The 3D EM results automatically combine with circuit simulation to analyze the EM effects on circuit performance from packaging, interconnect and coupling. This automation frees the RF circuit designer to do 3D EM analysis and EM circuit co-simulation spontaneously, without manual setup errors. The result is significantly faster EM circuit co-simulation setupfrom weeks and months to just seconds and minutes.

A system-level path in the EDA workflow enables advanced virtual prototyping and design for RF system architects, array antenna designers, RF module designers, DSP engineers and system test engineers. The PathWave System Design tool enables RF designers to bring full EM simulated layout effects from their designs or prototypes into the EDA workflow to analyze leakage effects at the system level and pinpoint how to reduce layout risks before committing to hardware.

PathWave RFPro and System Design work collaboratively to perform an EM extraction and map values to the S-parameter file. Once mapped, all nodes versus all nodes can be accurately simulated, including cavity resonance effects caused by the enclosure. With this approach, designers can make precise fixes by visualizing the leakage effects in table form, with node versus node leakage ordered by severity.

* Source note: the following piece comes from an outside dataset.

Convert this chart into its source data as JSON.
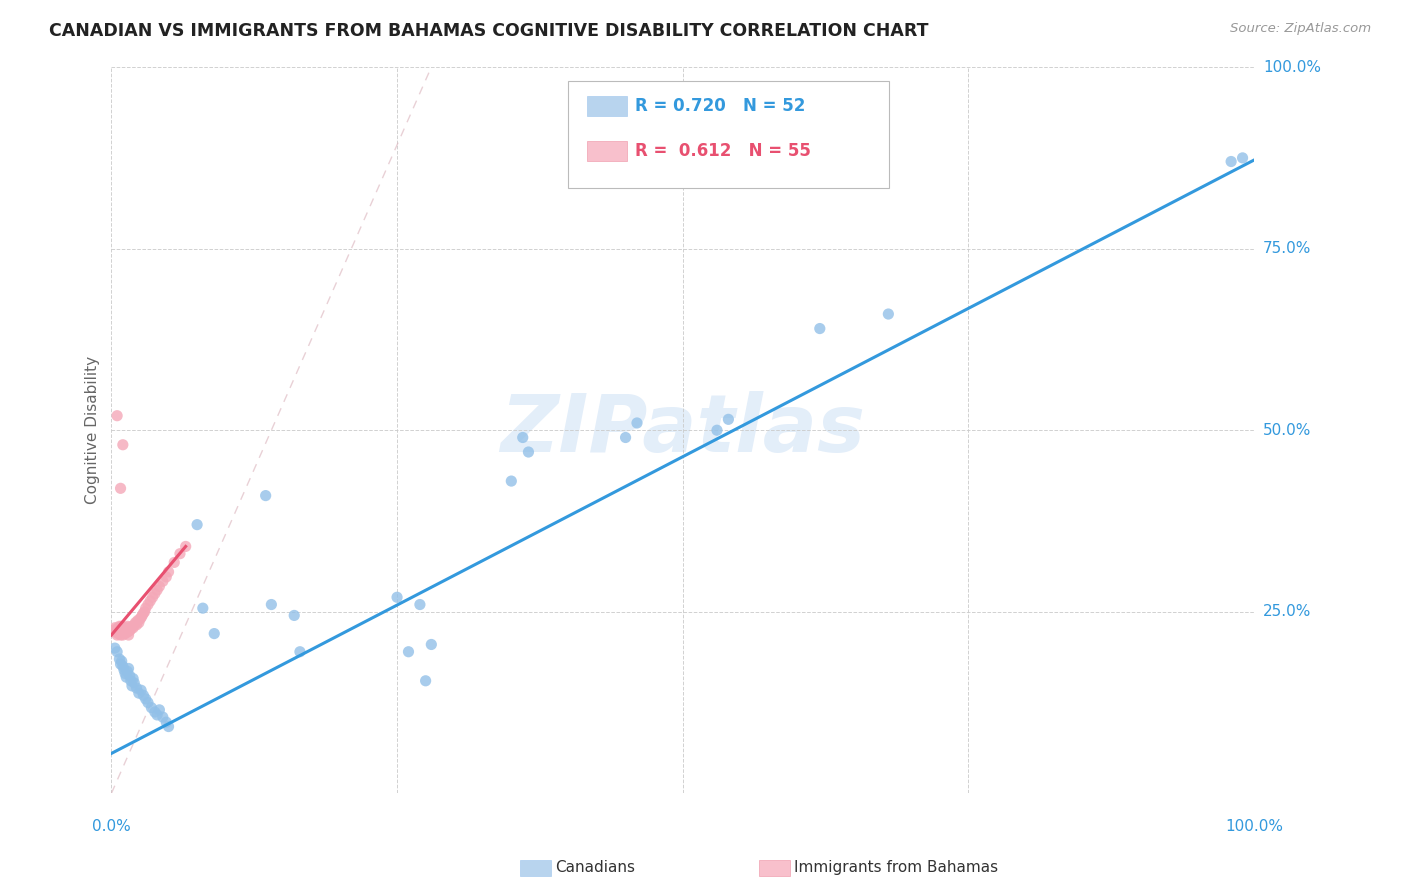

5G and next-generation radar systems use mmWave frequencies with complex modulation and have higher board layer density that push the limits of EM and circuit simulation, system simulation and packaging assemblies. RF system design challenges include multiple antennas, complex modulation, beam steering and sophisticated algorithms.

Keysight's PathWave Design software suite features 3D layout and assembly of multi-technology RF modules, including RFIC, MMIC and PCB. The 3D layout and assembly, together with interactive EM circuit and system analysis, accurately account for EM packaging effects during design. This workflow is an example of how EDA technology is evolving to improve the predictability of the RF design process and reduce design cycles.